CONVERSA POLÍTICA
Saiba como será a obra do Complexo Viário Beira-Rio ao Altiplano; VEJA VÍDEO
Autorizada pela prefeitura em 1º de abril deste ano, a obra entrou na fase de estudos técnicos e terá investimento de R$ 230 milhões.
Publicado em 21/07/2026 às 18:28 | Atualizado em 21/07/2026 às 18:52

O Complexo Viário Beira-Rio ao Altiplano, em João Pessoa, começou a dar os primeiros passos. Autorizada pela prefeitura em 1º de abril deste ano, a obra entrou na fase de estudos técnicos e terá investimento de R$ 230 milhões, com prazo de conclusão de três anos, até o fim de 2028.
O projeto prevê a construção de quatro viadutos, a ampliação de um pontilhão e a implantação de uma passagem subterrânea (túnel), criando novas ligações entre importantes corredores da cidade. A expectativa da Prefeitura é reduzir os congestionamentos em uma das regiões de maior fluxo de veículos da Capital, conectando bairros como Miramar, Altiplano, Cabo Branco e Portal do Sol.
Como será a obra
O principal destaque é o Viaduto 1, que terá 657 metros de extensão. A estrutura será formada por dois trechos em estrutura mista e um trecho estaiado, localizado no cruzamento entre a Avenida João Cirilo da Silva e a Avenida Ministro José Américo de Almeida (Beira-Rio).
O projeto inclui ainda:
Viaduto 2, com pista bifurcada em direção ao Altiplano;
Viaduto 3, com 358 metros de extensão, ligando a Rua Paulino Pinto à Avenida João Cirilo da Silva;
Viaduto 4, conectando a Avenida Ministro José Américo de Almeida à Rua Giuseppe Duarte de Queiroz.
Além dos elevados, o complexo prevê a ampliação do pontilhão existente na Avenida Ministro José Américo de Almeida, que ganhará mais três metros de largura para acompanhar o alargamento da via.

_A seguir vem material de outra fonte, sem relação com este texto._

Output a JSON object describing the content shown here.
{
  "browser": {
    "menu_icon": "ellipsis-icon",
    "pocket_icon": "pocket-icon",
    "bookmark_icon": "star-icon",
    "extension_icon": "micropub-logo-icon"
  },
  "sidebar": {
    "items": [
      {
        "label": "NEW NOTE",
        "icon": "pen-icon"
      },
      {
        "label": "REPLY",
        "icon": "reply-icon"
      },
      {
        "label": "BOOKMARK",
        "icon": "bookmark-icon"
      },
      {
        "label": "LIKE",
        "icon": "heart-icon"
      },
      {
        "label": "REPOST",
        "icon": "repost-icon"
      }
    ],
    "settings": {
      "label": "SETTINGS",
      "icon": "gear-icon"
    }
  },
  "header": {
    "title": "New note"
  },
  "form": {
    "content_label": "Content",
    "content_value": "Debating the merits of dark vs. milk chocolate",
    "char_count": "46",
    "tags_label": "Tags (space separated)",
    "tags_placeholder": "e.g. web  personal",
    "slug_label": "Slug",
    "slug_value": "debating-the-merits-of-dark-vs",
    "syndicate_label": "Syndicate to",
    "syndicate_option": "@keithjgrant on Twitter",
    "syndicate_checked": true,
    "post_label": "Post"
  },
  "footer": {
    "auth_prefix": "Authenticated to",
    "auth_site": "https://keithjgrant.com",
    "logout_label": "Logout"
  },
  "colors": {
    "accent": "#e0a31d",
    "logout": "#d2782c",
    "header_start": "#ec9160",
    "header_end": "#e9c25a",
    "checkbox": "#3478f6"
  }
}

Outra intervenção prevista será a construção de uma passagem subterrânea, composta por um túnel de 20 metros em concreto armado e cerca de 220 metros de trincheira aberta. A solução foi planejada para aumentar a fluidez do trânsito e reduzir os pontos de retenção na região.
Obra está na fase inicial
Neste momento, os trabalhos estão concentrados em estudos de solo, sondagens e levantamentos ambientais, considerados essenciais para a execução do projeto.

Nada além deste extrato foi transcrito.